Sachent tous présent et à venir que par devant honnête et discret homme Samuel Bricout, mayeur de la terre et seigneurie de Cattenières en Cambrésis et en la présence de Jean Ségard et Melchior Cardon, échevins d'icelle et pour cette fois échevin créé par le bailly Isaac Vaillant, vinrent et comparurent en leurs personnes Jacques Collau et Jeanne Toillier sa femme, conjoints laboureur demeurant au village de Saint Aubert en Cambrésis, lesquels de leur bon gré, pure, franche et libérale volonté, de leur vraie et certaine science, sans aucune contrainte, induction ou séduction, même ladite femme de son mari suffisamment et agréablement autorisée, dirent, reconnurent et libéralement confessèrent que parmi et moyennant le prix et somme de quatre vingt quinze florins carolus qu'ils ont confessés avoir eus et reçus comptant de Christophe Griffart et Jeanne Guillebaut sa femme, conjoints laboureurs demeurant audit Cattenières dont ils se sont tenus pour bien payés à leur contentement. A cette cause, ils leur ont vendu bien justement léamment et sans fraude, perpétuellement et à toujours, toute une rasière de terre labourable sise en une pièce au terroir et seigneurie dudit Cattenières tenant au chemin allant d'Estourmel à Haucourt, à trois mencaudées de Pierre Villette et à demie mencaudée des hoirs de Toussaint Guillebaut, et à une mencaudée de Messieurs du Chapitre Notre Dame ainsi que ladite rasière de terre se comporte et extend dans aucune réservation.

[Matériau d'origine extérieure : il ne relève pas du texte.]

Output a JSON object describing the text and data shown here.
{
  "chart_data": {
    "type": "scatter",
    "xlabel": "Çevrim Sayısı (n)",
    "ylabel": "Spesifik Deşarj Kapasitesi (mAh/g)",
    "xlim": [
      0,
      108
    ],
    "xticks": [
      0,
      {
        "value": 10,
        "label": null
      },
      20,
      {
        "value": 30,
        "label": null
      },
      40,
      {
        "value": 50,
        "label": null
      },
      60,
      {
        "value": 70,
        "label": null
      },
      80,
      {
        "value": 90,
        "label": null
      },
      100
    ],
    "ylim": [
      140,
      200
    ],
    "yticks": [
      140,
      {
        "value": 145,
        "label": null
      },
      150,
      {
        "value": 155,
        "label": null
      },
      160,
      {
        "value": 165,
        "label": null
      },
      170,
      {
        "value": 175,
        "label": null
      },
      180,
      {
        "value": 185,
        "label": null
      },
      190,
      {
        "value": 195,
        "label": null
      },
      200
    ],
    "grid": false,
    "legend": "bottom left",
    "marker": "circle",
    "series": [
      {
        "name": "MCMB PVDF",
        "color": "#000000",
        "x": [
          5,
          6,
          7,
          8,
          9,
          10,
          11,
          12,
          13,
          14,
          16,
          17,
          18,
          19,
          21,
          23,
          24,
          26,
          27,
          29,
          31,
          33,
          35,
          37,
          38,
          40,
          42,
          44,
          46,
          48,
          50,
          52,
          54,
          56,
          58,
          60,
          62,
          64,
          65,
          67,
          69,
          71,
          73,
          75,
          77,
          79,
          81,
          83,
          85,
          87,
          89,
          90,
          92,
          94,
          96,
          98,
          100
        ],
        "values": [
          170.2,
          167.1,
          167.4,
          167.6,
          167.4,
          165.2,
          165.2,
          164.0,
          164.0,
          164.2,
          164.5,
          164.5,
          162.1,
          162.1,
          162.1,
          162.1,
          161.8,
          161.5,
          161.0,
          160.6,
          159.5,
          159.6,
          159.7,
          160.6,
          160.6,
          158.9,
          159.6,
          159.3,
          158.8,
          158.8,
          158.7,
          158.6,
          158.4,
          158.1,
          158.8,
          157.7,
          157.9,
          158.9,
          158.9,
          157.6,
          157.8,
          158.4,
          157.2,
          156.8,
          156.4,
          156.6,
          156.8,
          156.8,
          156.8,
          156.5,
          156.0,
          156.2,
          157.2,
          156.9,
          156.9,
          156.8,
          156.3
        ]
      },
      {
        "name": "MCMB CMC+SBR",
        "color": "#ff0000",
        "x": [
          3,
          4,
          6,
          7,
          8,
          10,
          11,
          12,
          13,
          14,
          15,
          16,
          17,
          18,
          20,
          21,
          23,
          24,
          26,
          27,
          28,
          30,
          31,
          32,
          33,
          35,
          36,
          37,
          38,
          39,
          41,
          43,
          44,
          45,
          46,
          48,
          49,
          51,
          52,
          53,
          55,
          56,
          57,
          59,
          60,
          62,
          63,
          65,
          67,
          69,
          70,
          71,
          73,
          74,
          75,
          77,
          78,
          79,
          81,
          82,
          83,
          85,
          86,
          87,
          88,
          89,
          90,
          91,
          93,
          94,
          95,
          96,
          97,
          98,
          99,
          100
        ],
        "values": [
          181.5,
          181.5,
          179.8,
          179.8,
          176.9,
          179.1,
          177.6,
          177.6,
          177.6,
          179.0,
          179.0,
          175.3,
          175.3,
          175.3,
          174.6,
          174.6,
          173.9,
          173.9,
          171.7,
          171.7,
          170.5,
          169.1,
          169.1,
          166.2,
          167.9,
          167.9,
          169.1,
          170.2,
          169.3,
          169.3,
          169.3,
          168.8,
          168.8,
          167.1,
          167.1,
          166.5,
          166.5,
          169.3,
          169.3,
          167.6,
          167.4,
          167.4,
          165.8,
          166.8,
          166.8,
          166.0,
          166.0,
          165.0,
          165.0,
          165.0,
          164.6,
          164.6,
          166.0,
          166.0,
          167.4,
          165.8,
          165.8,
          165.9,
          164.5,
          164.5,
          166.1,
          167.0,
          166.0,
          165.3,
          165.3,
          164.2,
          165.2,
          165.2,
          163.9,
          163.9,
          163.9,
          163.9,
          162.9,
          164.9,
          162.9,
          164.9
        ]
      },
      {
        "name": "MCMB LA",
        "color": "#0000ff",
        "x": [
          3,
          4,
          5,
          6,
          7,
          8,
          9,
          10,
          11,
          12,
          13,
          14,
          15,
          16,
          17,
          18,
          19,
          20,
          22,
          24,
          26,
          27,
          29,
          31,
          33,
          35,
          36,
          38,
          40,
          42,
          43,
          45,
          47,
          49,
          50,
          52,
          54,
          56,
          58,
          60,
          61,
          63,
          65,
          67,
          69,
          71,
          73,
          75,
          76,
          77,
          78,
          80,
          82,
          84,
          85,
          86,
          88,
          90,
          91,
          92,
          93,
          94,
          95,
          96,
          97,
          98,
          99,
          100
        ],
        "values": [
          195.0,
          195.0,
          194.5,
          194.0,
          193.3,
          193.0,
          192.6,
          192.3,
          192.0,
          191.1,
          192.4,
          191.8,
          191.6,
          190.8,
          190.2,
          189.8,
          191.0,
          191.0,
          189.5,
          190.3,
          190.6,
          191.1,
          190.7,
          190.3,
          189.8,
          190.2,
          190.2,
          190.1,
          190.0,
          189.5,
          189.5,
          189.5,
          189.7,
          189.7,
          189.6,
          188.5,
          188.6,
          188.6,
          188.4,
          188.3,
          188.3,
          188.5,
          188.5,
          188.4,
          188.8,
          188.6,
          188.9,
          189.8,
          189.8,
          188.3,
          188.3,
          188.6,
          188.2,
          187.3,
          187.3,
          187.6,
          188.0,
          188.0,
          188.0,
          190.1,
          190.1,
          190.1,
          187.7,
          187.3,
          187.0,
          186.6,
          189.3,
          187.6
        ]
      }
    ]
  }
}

Pour laquelle vente valider et sortir son pur et entier effet, perpétuellement et à toujours, lesdits comparants conjoints vendeurs, de leur bon gré, ladite femme de l'autorité que dessus, ont mis, werpi et rapporté ladite rasière de terre par eux vendue dessus déclarée en la main dudit mayeur comme en main de seigneur et de justice présents lesdits échevins bien suffisamment et à loi et s'en sont dessaisis et déshérités, par verge et par bâton, et y ont renoncé une fois, seconde et tierce, perpétuellement et à toujours, pour lesdits conjoints acheteurs en adhériter et mettre en bonne possession et saisine. Si ont promis conduire et paisiblement garantir cette présente vente envers et contre tous de tous troubles et empêchements quelconques jusqu'aux dires des juges aux charges des servitudes foncières, seigneuriales, anciennes et accoutumées que ladite rasière de terre doit et peut devoir tant seulement et sans nuls autres empêchements, si comme ils ont juré et affirmé par leur serment. Et puis de ladite rasière de terre dessus déclarée furent et ont été lesdits conjoints accepteurs par la main dudit mayeur comme par main de seigneur et de justice présents et par l'enseignement desdits échevins bien et suffisamment à loi, adhérités, saisis, vêtus et mis en bonne possession et saisine pour par eux et leurs hoirs en jouir à toujours comme de leur bonne et propre terre à leur requête. Si furent tous conjurements et jugements faits, tous droits pour ce dus payés et toutes solennités observées en manière accoutumée. Ce fut ainsi fait et passé audit Cattenières le dix neuvième jour de l'an mil six cent cinquante.

Suivent les signatures de Melchior Cardon, Issac Vaillant, Samuel Bricout, Jean Ségard et Leblond (greffier).